Quasi tremila persone hanno reso l’ultimo omaggio al docente e sportivo scomparso a 53 anni Tantissimi ragazzini delle giovanili di basket in divisa da gioco per ricordare e salutare il loro coach
PENNE. Lacrime e ricordi per una persona speciale. Questa mattina non è stata una domenica qualsiasi a Penne. Quasi 3000 persone, poco prima delle 10,30, hanno affollato la Chiesa di San Domenico e piazza Luca da Penne per l’ultimo saluto a Fabrizio Di Flavio, 53enne professore di educazione fisica e istruttore di basket e nuoto, morto sabato alle 2 di notte colto da un malore improvviso mentre si trovava in una nota gelateria di viale San Francesco insieme ai suoi amici di sempre.
Una marea di gente non ha voluto perdersi l’ultimo saluto a una persona buona, a un istruttore che ha cresciuto tantissime generazioni di giovani. All’uscita del feretro dalla chiesa, dopo il rito funebre celebrato da don Andrea Di Michele, un applauso lungo e partecipato ha accompagnato la deposizione della salma all’interno del carro funebre. Sulla base, immancabile, la sua canotta da basket: la numero 11 della Basket Penne. Tantissimi ragazzini delle giovanili della Basket Penne e dell’Asd Progetto Gioco, la società che da qualche anno portava avanti insieme con suo figlio Giacomo, tutti rigorosamente in canotta e pantaloncini, hanno salutato per l’ultima volta il loro amato coach. Era difficile non voler bene a Fabrizio Di Flavio. Presenti al funerale anche molti dei suoi ex compagni di squadra della storica Basket Penne, quella che giocava nella palestra dell’ex istituto d’arte a via Caselli. Il suo sorriso era contagioso, la sua risata inconfondibile, ma soprattutto aveva un modo unico di approcciare con i bambini. Era sempre accomodante e allo stesso tempo pronto a impegnarsi in qualche progetto sportivo, soprattutto quando c’erano i giovani di mezzo. I suoi camp estivi non tradivano mai le attese di genitori e bambini. Pacato e paziente nell’inculcare a tutti i veri valori dello sport. Compagnone e amico di tutti. Era difficile non rimanere contagiati dal suo entusiasmo. Al dolore dei parenti, di mamma Anna Maria, del fratello Enzo, dei figli Vittoria, Giacomo e Michele, e della sua compagna Sabina, ha partecipato davvero una cittadina intera. Anche la Fip Abruzzo dalla propria pagina Facebook ha ricordato e salutato Fabrizio Di Flavio.

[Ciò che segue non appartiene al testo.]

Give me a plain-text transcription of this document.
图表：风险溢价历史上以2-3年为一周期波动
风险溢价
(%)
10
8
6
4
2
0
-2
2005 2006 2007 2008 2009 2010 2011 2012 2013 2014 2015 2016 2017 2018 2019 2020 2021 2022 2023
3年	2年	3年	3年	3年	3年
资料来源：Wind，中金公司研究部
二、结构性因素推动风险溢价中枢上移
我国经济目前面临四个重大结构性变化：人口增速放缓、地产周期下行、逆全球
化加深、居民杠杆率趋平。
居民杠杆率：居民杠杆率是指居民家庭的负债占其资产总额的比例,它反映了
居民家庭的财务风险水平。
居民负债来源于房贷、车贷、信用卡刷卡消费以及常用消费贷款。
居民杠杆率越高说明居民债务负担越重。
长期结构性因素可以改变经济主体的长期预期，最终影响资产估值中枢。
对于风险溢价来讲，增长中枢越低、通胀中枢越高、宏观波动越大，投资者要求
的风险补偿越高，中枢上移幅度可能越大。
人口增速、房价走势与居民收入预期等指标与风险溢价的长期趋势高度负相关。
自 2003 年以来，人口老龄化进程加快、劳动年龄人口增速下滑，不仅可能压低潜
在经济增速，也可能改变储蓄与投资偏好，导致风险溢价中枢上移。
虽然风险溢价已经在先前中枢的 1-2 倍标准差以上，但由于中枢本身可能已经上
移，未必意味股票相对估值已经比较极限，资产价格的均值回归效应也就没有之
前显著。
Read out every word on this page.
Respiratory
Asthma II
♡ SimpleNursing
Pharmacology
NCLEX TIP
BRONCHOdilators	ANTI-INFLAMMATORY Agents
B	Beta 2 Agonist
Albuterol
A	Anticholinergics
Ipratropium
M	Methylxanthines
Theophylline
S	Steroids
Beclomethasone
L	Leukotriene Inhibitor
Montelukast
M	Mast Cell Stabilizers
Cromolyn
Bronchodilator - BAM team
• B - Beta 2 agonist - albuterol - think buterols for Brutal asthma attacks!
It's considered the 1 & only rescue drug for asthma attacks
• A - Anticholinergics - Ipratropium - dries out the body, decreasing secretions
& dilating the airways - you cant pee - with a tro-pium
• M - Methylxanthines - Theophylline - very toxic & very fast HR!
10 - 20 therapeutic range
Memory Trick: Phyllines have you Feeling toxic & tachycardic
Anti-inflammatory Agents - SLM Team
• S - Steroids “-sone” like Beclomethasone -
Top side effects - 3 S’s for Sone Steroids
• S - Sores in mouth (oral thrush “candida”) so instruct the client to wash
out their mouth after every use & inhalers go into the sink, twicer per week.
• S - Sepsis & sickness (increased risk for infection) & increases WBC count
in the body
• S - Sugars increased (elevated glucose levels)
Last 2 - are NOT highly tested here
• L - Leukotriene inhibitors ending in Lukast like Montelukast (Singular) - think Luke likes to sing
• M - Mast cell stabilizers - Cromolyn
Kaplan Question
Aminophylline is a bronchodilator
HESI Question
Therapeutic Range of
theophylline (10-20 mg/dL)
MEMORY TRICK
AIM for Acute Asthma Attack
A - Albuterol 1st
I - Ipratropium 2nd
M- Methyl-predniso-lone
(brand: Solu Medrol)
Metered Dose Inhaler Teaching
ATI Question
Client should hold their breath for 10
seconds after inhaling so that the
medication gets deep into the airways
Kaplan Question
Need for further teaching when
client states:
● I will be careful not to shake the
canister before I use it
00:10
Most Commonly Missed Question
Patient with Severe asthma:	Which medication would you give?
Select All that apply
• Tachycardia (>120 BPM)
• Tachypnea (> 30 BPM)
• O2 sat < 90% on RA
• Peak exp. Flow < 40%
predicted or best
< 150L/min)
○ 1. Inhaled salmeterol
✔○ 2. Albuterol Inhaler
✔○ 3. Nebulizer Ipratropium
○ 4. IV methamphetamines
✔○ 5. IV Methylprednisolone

«Non lo conoscevo personalmente», ha detto don Andrea durante l’omelia, «ma vedere che così tanta gente ha voluto salutarlo e omaggiarlo è testimonianza di come Fabrizio sia riuscito a essere amato da tante persone». Sì, proprio così, con Fabrizio Di Flavio bastava un attimo per entrare in sintonia. Anni fa, a seguito di un grave incidente stradale, subì diverse fratture alle gambe, ma con costanza, spirito di sacrificio, e con il suo immancabile sorriso, riuscì a tornare più forte di prima. Ai suoi ragazzi ha sempre insegnato qualcosa di buono, non solo a livello tecnico ma anche nella vita. Prima di iniziare ogni gara, diceva ai suoi ragazzi: «Oggi o vinciamo o impariamo qualcosa». È stata una domenica di tristezza e dolore per tutta la comunità di Penne. La “rana”, era questo il soprannome di Fabrizio Di Flavio, è volata in cielo, ma il suo ricordo continuerà a brillare nella mente di tutti coloro che hanno avuto il piacere di conoscerlo.